Leavitt's research focuses on two areas of critical importance regionally and globally, water quality and climate change.
His study of lake ecosystems on five continents has resulted in the development of a new international framework that can be used to forecast the effects of climate and societal change on the quality and availability of fresh waters in Canada and around the world.
Another key component of his work is the reconstruction of the last 2,000 years of climate change and occurrence of droughts on the Canadian Prairies, using fossil records from prairie lakes. He incorporates this information into risk assessment models that can be used to forecast the frequency, duration and intensity of future droughts.
Through his work on these and other projects, Leavitt is looking at how human activity is impacting the environment and what that means in terms of the capability of society to continue in the future.
"Most environmental science is insanely easy," Leavitt says. "You don't want the pollution? Stop. But the challenge is to make the decision in the context of everything else that is going on in our lives."

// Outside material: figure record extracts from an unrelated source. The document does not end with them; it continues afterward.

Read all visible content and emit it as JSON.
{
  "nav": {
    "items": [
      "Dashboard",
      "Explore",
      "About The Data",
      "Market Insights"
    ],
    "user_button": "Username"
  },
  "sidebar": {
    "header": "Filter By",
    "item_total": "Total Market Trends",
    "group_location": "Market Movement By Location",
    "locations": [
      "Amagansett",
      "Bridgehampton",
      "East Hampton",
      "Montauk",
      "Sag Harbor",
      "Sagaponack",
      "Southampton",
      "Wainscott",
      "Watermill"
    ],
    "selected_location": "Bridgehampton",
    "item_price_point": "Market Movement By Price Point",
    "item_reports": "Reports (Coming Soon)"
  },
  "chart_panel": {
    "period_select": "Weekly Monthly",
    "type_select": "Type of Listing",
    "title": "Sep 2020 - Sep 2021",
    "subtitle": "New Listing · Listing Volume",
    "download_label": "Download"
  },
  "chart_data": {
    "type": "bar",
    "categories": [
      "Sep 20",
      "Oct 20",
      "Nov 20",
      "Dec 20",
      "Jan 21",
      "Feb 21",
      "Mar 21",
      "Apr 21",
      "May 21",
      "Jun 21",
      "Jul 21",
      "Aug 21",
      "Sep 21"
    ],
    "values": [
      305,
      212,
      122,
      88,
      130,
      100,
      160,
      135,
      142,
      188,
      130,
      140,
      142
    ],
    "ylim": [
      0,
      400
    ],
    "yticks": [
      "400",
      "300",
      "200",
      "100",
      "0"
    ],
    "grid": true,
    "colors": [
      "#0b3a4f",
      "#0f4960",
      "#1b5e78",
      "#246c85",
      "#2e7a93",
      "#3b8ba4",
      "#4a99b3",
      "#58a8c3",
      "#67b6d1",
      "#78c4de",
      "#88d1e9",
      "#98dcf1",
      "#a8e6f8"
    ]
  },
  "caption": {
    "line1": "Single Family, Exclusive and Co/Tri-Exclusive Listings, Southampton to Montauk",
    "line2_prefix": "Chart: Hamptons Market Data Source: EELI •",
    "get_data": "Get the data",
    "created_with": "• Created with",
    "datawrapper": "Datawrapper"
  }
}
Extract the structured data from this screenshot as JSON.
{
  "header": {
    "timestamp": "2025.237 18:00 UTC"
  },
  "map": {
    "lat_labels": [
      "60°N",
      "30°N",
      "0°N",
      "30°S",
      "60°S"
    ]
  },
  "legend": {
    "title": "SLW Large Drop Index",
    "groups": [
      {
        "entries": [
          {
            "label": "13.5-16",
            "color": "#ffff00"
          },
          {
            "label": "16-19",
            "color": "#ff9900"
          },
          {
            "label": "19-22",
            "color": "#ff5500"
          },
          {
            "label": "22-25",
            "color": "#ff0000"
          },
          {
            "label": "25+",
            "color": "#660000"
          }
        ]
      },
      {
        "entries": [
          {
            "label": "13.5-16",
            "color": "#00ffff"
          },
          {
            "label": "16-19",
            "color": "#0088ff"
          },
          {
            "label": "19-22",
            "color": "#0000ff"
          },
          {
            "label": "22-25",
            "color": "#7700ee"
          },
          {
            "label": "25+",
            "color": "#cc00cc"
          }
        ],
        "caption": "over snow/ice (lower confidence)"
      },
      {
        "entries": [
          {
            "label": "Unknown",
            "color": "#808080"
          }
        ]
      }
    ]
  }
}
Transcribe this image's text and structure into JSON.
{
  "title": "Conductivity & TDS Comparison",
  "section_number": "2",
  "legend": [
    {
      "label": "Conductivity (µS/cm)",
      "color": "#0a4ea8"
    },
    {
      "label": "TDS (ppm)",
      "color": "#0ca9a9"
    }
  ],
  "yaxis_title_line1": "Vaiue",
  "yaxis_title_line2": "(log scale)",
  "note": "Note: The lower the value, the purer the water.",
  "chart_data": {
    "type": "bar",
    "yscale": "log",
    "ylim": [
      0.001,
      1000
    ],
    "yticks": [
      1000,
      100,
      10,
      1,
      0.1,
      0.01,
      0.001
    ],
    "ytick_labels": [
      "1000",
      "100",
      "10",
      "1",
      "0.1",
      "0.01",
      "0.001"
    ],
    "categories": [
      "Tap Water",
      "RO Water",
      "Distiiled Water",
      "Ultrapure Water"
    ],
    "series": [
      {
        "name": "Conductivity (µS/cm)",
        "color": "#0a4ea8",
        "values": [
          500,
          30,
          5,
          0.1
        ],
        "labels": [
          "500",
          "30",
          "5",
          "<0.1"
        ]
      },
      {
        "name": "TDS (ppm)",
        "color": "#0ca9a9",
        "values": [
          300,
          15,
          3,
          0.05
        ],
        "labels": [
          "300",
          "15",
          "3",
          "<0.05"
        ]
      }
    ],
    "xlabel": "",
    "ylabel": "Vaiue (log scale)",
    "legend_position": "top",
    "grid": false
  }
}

That challenge is the reason his research position is called "environmental change and society."
"I think they have to handshake, they have to interact," he says. "So our objective is to use Regina as a globally significant example of how to do things better in the future."
Leavitt says the University of Regina is a great place to do research.
"University of Regina researchers are conducting groundbreaking, world-changing research based in Regina. There are great things happening here and a positive attitude that is catching on."